The first assigned resource is the technician who was assigned to the ticket at the point of creation or first assignment, before any reassignment occurred. The closing resource is whoever was assigned when the ticket status changed to "Completed." If those two are the same person, the ticket counts as an FCR. Tickets that were never reassigned but were closed by someone other than the original assignee (for example, if the ticket was auto-assigned to a queue) are handled according to your PSA's assignment logging, and the exact behaviour may vary by configuration.
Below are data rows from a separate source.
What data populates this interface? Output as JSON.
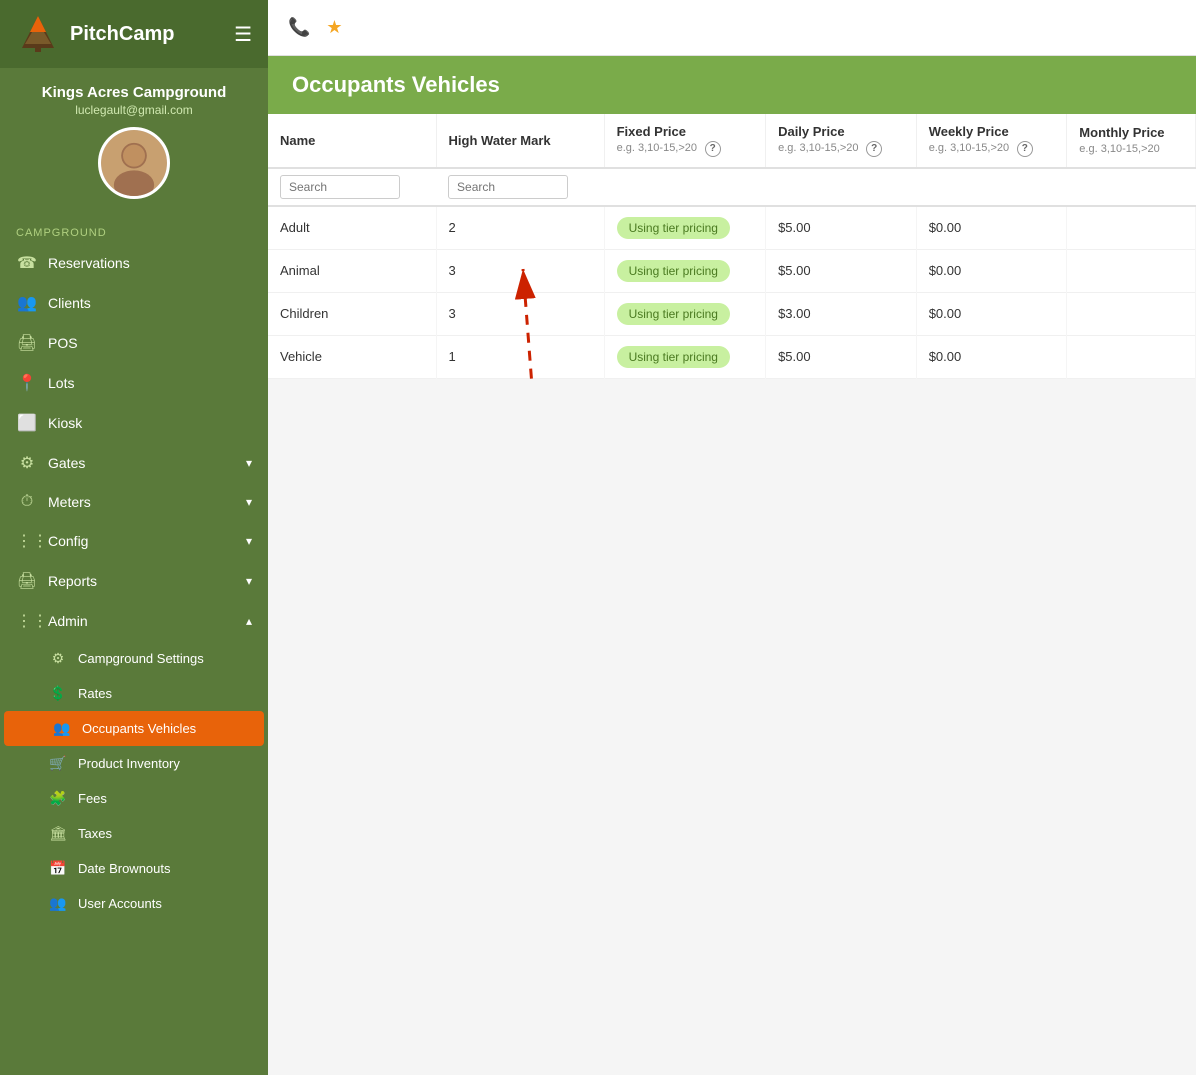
{
  "app": {
    "title": "PitchCamp"
  },
  "user": {
    "name": "Kings Acres Campground",
    "email": "luclegault@gmail.com"
  },
  "sidebar": {
    "section_label": "CAMPGROUND",
    "items": [
      {
        "id": "reservations",
        "label": "Reservations",
        "icon": "📞",
        "has_children": false
      },
      {
        "id": "clients",
        "label": "Clients",
        "icon": "👥",
        "has_children": false
      },
      {
        "id": "pos",
        "label": "POS",
        "icon": "🖨",
        "has_children": false
      },
      {
        "id": "lots",
        "label": "Lots",
        "icon": "📍",
        "has_children": false
      },
      {
        "id": "kiosk",
        "label": "Kiosk",
        "icon": "⬜",
        "has_children": false
      },
      {
        "id": "gates",
        "label": "Gates",
        "icon": "⚙",
        "has_children": true
      },
      {
        "id": "meters",
        "label": "Meters",
        "icon": "🕐",
        "has_children": true
      },
      {
        "id": "config",
        "label": "Config",
        "icon": "⋮⋮",
        "has_children": true
      },
      {
        "id": "reports",
        "label": "Reports",
        "icon": "🖨",
        "has_children": true
      },
      {
        "id": "admin",
        "label": "Admin",
        "icon": "⋮⋮",
        "has_children": true,
        "expanded": true
      }
    ],
    "admin_sub_items": [
      {
        "id": "campground-settings",
        "label": "Campground Settings",
        "icon": "⚙",
        "active": false
      },
      {
        "id": "rates",
        "label": "Rates",
        "icon": "💲",
        "active": false
      },
      {
        "id": "occupants-vehicles",
        "label": "Occupants Vehicles",
        "icon": "👥",
        "active": true
      },
      {
        "id": "product-inventory",
        "label": "Product Inventory",
        "icon": "🛒",
        "active": false
      },
      {
        "id": "fees",
        "label": "Fees",
        "icon": "🧩",
        "active": false
      },
      {
        "id": "taxes",
        "label": "Taxes",
        "icon": "🏛",
        "active": false
      },
      {
        "id": "date-brownouts",
        "label": "Date Brownouts",
        "icon": "📅",
        "active": false
      },
      {
        "id": "user-accounts",
        "label": "User Accounts",
        "icon": "👥",
        "active": false
      }
    ]
  },
  "page": {
    "title": "Occupants Vehicles"
  },
  "table": {
    "columns": [
      {
        "key": "name",
        "label": "Name",
        "search": true,
        "search_placeholder": "Search"
      },
      {
        "key": "high_water_mark",
        "label": "High Water Mark",
        "search": true,
        "search_placeholder": "Search"
      },
      {
        "key": "fixed_price",
        "label": "Fixed Price",
        "hint": "e.g. 3,10-15,>20",
        "has_help": true
      },
      {
        "key": "daily_price",
        "label": "Daily Price",
        "hint": "e.g. 3,10-15,>20",
        "has_help": true
      },
      {
        "key": "weekly_price",
        "label": "Weekly Price",
        "hint": "e.g. 3,10-15,>20",
        "has_help": true
      },
      {
        "key": "monthly_price",
        "label": "Monthly Price",
        "hint": "e.g. 3,10-15,>20"
      }
    ],
    "rows": [
      {
        "name": "Adult",
        "high_water_mark": "2",
        "fixed_price": "Using tier pricing",
        "daily_price": "$5.00",
        "weekly_price": "$0.00",
        "monthly_price": ""
      },
      {
        "name": "Animal",
        "high_water_mark": "3",
        "fixed_price": "Using tier pricing",
        "daily_price": "$5.00",
        "weekly_price": "$0.00",
        "monthly_price": ""
      },
      {
        "name": "Children",
        "high_water_mark": "3",
        "fixed_price": "Using tier pricing",
        "daily_price": "$3.00",
        "weekly_price": "$0.00",
        "monthly_price": ""
      },
      {
        "name": "Vehicle",
        "high_water_mark": "1",
        "fixed_price": "Using tier pricing",
        "daily_price": "$5.00",
        "weekly_price": "$0.00",
        "monthly_price": ""
      }
    ]
  },
  "topbar": {
    "phone_icon": "📞",
    "star_icon": "★"
  }
}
Is 11.3% FCR a bad result for an MSP?

It depends on your service model. If you operate a tiered support structure where first-line staff intentionally escalate to specialists, a low FCR is by design. The number becomes a problem when escalations are avoidable: when the first-assigned technician had the skills to close the ticket but passed it on anyway, or when routing logic consistently sends tickets to the wrong person first. The more useful question is not whether 11.3% is "bad" but whether your FCR by category and by technician shows patterns that indicate routing or skill gaps you can address.

How do I improve FCR without changing my team structure?

The fastest wins usually come from routing rules, not training programs. If airline pilot category tickets have near-zero FCR and 13,000 ticket volume, the first question is whether those tickets are being routed to a technician who can actually resolve them at first touch. Updating your PSA's dispatch rules to match ticket categories to technician skill profiles can lift FCR without any additional hiring or training. Second, look at the technicians with high FCR rates: identify what ticket types they handle well and make sure those tickets preferentially route to them first.

Can I track FCR trend over time with this data model?

Yes. The DAX queries in this report can be extended with a date filter using your ticket close date or creation date dimension. Once you add a time filter, you can track FCR month over month, identify whether changes to your routing rules or team composition have improved the rate, and spot seasonal patterns. A useful format is a monthly FCR % line chart broken out by category or technician, which makes routing changes visible as inflection points in the trend.